Arroyo’s ‘detention’ to be extended
MANILA THE Department of Interior and Local Government (DILG) and the Philippine National Police have decided to extend former President Gloria Macapagal Arroyo’s hospital detention, according to the director of Veterans Memorial Medical Center (VMMC), where she is being held.
“She does not have to be confined, but taking into consideration other factors like security in her daily trip to the hospital, a decision made by the DILG and PNP [said] she could stay at the hospital [for the duration of her therapy],” Dr Nona Legaspi on Friday told in a phone interview.
“On our part, we also do not want her to miss her daily therapy,” Legaspi said.
Even Dr Antonio Sison, a government orthopedic surgeon overseeing Arroyo’s condition expressed preference for her continued stay at VMMC on grounds that she required continuous monitoring and close supervision.
But Sison also said Arroyo could be treated as “an outpatient”— a position held by Commission on Elections (Comelec) prosecutors who had asked that her fitness be verified by the Pasay City court in the hope that it could order her transfer from the government hospital to a regular detention cell in the process.

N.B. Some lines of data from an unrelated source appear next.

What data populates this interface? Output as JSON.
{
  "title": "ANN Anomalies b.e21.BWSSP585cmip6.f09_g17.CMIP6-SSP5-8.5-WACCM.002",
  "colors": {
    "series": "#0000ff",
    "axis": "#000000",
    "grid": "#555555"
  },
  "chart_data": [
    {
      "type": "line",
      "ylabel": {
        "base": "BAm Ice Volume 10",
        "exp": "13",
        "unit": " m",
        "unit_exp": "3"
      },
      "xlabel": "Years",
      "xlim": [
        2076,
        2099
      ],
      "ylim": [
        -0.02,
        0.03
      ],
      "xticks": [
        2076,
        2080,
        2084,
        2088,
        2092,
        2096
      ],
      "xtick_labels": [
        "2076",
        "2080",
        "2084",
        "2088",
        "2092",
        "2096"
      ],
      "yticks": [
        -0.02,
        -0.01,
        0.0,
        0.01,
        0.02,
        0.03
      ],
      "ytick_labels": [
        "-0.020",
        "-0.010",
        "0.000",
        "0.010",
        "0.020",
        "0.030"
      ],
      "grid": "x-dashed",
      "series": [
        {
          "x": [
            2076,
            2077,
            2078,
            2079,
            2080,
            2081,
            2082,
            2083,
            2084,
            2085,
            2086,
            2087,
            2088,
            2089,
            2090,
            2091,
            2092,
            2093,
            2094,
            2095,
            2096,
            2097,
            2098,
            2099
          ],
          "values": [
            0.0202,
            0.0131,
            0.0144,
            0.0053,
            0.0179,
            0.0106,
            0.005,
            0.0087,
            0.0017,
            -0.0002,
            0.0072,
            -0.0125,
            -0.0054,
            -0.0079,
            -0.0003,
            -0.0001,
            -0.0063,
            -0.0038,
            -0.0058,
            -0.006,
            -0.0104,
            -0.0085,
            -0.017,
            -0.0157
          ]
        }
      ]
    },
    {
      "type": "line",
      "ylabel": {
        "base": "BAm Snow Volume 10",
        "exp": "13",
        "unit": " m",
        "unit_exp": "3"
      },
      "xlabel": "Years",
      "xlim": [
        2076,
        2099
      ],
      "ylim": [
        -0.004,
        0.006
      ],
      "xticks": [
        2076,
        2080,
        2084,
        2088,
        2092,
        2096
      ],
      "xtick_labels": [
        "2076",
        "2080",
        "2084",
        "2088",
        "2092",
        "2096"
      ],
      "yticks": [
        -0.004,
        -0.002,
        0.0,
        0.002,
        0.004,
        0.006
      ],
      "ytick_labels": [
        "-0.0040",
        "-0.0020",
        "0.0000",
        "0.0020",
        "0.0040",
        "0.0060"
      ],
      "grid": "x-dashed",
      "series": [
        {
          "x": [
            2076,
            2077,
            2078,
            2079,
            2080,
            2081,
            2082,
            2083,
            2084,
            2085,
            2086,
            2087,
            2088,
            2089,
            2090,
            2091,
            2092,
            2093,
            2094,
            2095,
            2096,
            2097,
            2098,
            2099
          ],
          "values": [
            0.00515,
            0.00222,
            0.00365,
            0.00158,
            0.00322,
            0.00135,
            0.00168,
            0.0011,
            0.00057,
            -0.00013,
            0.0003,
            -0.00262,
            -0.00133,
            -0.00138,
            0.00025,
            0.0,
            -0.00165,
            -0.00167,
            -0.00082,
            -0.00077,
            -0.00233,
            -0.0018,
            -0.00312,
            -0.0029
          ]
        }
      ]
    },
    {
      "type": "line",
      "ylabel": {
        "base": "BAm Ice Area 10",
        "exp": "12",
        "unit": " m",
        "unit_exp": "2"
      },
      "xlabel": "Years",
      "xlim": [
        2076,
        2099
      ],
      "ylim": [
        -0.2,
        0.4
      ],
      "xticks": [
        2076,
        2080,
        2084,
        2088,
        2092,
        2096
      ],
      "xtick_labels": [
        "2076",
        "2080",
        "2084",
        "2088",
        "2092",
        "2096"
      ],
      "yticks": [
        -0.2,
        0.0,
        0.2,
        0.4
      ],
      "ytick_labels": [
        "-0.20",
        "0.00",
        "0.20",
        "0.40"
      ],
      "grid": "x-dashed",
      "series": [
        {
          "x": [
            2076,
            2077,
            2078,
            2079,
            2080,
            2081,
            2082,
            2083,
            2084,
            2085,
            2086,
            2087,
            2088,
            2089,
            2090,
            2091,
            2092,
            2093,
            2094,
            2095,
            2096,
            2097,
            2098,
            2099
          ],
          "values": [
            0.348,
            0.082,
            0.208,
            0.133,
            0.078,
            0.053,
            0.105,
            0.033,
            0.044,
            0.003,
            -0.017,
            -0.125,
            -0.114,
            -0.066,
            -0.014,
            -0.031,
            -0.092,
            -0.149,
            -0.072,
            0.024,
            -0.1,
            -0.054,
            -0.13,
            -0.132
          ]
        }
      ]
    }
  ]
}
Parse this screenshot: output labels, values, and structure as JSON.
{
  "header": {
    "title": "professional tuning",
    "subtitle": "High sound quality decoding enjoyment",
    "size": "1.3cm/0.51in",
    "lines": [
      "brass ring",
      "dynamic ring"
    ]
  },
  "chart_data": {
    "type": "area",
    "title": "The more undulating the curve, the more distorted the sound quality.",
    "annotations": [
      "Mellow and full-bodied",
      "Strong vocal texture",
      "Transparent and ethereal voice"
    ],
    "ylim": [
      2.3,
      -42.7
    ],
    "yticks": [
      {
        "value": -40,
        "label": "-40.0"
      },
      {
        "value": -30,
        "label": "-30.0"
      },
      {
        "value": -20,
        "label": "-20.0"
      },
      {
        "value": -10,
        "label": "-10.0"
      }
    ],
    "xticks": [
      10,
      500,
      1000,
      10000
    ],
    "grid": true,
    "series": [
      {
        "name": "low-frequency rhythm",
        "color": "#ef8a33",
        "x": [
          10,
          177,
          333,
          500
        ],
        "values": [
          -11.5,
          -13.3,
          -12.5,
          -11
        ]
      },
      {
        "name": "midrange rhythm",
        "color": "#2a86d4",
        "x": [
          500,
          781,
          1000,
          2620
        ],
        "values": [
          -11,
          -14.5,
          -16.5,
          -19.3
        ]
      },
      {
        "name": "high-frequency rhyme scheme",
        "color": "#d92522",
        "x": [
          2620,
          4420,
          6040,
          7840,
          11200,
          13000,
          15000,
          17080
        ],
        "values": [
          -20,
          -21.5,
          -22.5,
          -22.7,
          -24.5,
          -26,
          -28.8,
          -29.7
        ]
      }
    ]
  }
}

The court has also yet to rule on Arroyo’s request for permission to attend the wake and funeral of her husband’s brother, Negros Occidental Rep Ignacio Arroyo, who died late last month in London.
Arroyo, now a Pampanga representative, is under hospital arrest for the non-bailable charge of electoral sabotage.
She is accused of ordering the rigging of the 2007 senatorial elections in Maguindanao, along with former Gov Andal Ampatuan Sr and former election supervisor Lintang Bedol.
Arraignment is scheduled on February 20.
“It is better for [Arroyo] to be … at the hospital,” Sison said on Friday at the court hearing her electoral sabotage case when asked if he thought she should be moved to a regular detention facility.
He added that Arroyo was taking a lot of medicines and undergoing daily intensive physical therapy.
But when asked if the rehabilitation was possible with Arroyo as an outpatient, Sison, a visiting consultant at VMMC, said: “I think so.” He declined interview requests from reporters after the hearing.
Legaspi said that VMMC in Quezon City hospital had the capacity and capability to continue to treat Arroyo, and that her therapy could last from six months to one year.
Under questioning by election prosecutor Charlie Yap, Sison gave an assessment of Arroyo, which was contained in a one-page report he submitted to the court on Wednesday.